If we then compile and run this, we see that the second fcmp crashes the program (the exception is delivered to userspace as SIGFPE):

$ clang -O2 nan.ll -lm
$ ./a.out
ok
zsh: floating point exception (core dumped)  ./a.out

[ Show in compiler explorer ] (but note that CE doesn't show stdout if the program crashes)

You may have noticed that I hauled the fcmp into its own function annotated noinline noopt. Why did I do that?

Here and here the LLVM docs say:

The default LLVM floating-point environment assumes that traps are disabled and status flags are not observable. Therefore, floating-point math operations do not have side effects and may be speculated freely.

and:

Floating-point math operations are allowed to treat all NaNs as if they were quiet NaNs. For example, “pow(1.0, SNaN)” may be simplified to 1.0.

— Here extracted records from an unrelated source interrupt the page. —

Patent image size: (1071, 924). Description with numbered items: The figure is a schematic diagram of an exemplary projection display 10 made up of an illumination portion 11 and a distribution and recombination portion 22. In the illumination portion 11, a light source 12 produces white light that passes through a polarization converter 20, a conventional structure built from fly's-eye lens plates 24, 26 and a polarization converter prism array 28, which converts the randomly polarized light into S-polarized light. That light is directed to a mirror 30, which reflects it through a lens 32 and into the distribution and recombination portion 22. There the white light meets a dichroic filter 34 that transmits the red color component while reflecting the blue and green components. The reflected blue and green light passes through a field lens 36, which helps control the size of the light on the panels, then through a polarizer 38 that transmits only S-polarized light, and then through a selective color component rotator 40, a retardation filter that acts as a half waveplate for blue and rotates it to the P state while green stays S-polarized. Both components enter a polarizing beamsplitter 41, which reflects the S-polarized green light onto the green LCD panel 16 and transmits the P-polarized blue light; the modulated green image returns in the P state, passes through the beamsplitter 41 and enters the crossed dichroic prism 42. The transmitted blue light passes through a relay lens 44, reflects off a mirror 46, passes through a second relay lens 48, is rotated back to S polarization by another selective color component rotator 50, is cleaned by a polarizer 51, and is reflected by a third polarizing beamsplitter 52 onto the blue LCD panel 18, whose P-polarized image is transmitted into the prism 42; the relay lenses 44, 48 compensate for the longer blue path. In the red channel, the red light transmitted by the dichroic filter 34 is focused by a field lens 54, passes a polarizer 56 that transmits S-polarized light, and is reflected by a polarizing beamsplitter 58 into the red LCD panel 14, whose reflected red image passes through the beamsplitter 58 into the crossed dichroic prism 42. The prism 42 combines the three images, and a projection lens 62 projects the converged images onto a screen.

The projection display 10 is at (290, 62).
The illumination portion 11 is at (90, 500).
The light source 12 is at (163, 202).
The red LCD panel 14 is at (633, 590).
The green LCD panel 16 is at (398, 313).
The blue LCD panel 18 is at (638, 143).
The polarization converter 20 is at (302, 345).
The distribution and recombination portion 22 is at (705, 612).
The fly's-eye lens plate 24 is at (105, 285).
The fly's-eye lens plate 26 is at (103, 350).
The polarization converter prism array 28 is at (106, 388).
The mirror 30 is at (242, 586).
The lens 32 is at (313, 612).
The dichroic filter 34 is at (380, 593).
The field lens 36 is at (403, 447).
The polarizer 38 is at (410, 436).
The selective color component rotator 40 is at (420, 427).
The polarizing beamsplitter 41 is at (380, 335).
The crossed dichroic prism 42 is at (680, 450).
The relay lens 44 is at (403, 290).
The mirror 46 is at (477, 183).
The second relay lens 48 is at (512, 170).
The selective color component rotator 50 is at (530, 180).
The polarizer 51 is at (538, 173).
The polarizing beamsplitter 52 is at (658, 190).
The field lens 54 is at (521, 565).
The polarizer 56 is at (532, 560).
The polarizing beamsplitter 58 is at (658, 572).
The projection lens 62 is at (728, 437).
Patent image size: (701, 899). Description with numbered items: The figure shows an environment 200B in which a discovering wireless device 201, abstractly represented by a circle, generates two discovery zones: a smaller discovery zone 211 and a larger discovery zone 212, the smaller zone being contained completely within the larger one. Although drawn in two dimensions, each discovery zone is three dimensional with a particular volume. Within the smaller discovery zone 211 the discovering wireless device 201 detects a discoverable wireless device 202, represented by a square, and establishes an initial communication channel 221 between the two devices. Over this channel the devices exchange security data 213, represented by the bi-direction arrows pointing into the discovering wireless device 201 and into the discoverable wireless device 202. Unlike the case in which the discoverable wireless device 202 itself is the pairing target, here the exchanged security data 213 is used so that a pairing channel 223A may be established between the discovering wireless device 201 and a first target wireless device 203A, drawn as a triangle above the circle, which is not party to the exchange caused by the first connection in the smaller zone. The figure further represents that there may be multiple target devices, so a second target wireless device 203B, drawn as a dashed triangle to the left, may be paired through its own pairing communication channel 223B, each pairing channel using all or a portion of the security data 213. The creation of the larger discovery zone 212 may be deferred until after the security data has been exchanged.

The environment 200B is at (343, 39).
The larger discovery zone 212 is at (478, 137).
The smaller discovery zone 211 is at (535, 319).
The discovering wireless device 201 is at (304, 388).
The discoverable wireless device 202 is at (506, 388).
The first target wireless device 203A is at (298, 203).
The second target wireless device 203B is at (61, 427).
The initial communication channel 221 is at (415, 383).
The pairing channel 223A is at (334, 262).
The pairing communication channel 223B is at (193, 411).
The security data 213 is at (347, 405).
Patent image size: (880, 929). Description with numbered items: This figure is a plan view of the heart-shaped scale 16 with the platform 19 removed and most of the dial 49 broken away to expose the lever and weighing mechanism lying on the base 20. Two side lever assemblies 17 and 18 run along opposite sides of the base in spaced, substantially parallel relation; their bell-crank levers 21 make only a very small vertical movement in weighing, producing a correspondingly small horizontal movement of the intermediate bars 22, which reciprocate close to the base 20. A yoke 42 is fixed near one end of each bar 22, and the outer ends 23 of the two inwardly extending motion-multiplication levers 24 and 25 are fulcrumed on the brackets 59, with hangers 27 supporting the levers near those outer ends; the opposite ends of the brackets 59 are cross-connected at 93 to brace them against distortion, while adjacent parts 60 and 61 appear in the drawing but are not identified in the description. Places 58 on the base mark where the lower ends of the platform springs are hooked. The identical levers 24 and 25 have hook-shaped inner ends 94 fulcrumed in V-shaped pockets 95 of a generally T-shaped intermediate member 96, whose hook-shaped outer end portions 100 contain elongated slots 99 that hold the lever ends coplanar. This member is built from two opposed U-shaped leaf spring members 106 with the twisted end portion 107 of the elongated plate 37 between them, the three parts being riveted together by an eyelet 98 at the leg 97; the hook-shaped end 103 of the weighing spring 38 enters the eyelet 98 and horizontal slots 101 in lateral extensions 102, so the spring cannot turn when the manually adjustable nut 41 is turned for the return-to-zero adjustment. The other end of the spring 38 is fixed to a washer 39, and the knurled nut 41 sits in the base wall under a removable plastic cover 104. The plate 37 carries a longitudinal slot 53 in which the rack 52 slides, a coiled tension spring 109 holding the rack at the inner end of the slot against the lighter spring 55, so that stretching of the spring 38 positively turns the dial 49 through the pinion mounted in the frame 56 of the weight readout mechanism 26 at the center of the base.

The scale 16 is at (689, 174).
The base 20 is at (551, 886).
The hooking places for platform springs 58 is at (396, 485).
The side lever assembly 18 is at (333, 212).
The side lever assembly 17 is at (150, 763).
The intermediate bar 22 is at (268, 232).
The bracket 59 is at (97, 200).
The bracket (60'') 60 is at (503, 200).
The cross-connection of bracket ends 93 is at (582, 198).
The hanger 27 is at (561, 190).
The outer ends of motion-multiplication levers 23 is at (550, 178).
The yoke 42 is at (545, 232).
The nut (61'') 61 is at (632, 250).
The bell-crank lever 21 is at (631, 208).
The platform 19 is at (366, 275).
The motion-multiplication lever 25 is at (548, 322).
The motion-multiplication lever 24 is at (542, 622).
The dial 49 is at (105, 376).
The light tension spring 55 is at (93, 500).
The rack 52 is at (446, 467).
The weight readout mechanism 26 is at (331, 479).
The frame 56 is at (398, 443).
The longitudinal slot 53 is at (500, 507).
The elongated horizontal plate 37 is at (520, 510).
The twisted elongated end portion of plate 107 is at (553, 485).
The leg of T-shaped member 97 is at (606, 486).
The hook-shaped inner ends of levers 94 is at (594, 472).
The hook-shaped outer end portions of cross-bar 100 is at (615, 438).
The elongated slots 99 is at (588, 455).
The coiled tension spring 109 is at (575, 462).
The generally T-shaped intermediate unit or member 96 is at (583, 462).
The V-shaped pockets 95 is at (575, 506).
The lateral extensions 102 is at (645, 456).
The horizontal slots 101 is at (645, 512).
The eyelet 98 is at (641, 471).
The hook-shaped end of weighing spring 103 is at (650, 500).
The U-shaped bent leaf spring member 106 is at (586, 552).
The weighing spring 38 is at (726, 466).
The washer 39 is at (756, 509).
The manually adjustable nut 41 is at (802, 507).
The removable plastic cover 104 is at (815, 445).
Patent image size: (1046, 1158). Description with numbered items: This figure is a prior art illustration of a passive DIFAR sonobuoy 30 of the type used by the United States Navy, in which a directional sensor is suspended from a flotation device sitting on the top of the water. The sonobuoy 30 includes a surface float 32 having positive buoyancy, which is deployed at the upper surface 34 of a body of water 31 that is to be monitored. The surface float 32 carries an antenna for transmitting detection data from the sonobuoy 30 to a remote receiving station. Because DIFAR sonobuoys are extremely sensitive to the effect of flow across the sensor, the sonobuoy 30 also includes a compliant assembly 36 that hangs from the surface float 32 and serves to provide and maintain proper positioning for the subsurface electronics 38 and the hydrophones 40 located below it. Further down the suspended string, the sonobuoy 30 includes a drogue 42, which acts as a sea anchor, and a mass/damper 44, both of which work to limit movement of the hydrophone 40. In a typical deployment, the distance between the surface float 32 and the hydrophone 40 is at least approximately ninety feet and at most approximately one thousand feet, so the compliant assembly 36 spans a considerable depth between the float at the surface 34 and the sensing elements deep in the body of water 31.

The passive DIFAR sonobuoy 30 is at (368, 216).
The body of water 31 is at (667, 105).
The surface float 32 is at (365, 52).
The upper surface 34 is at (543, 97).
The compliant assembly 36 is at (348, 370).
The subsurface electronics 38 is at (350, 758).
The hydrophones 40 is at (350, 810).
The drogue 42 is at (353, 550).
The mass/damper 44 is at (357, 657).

In other words, LLVM will optimise fcmp based on the assumption that SNaNs can't happen. Indeed, if in the above program you remove noinline optnone from the @cmp function, then the program no longer raises and exception!

The reason for this is that the optimiser will inline @cmp, assume the fcmp operands are not SNaN, apply constant propagation and arrive at a @main like so:

...
define i32 @main() local_unnamed_addr {
  %_ = tail call i32 @feenableexcept(i32 -1)
  %1 = tail call i32 @printf(ptr nonnull @fmt)
  %2 = tail call i32 @printf(ptr nonnull @fmt)
  ret i32 0
}
...

Since the float comparisons have been eliminated, there can be no floating point exceptions.

If you don't want LLVM to make these assumptions, you can use use LLVM's "constrained" floating point intrinsics, for example llvm.experimental.constrained.fcmp. I'll leave this as an exercise for the reader though.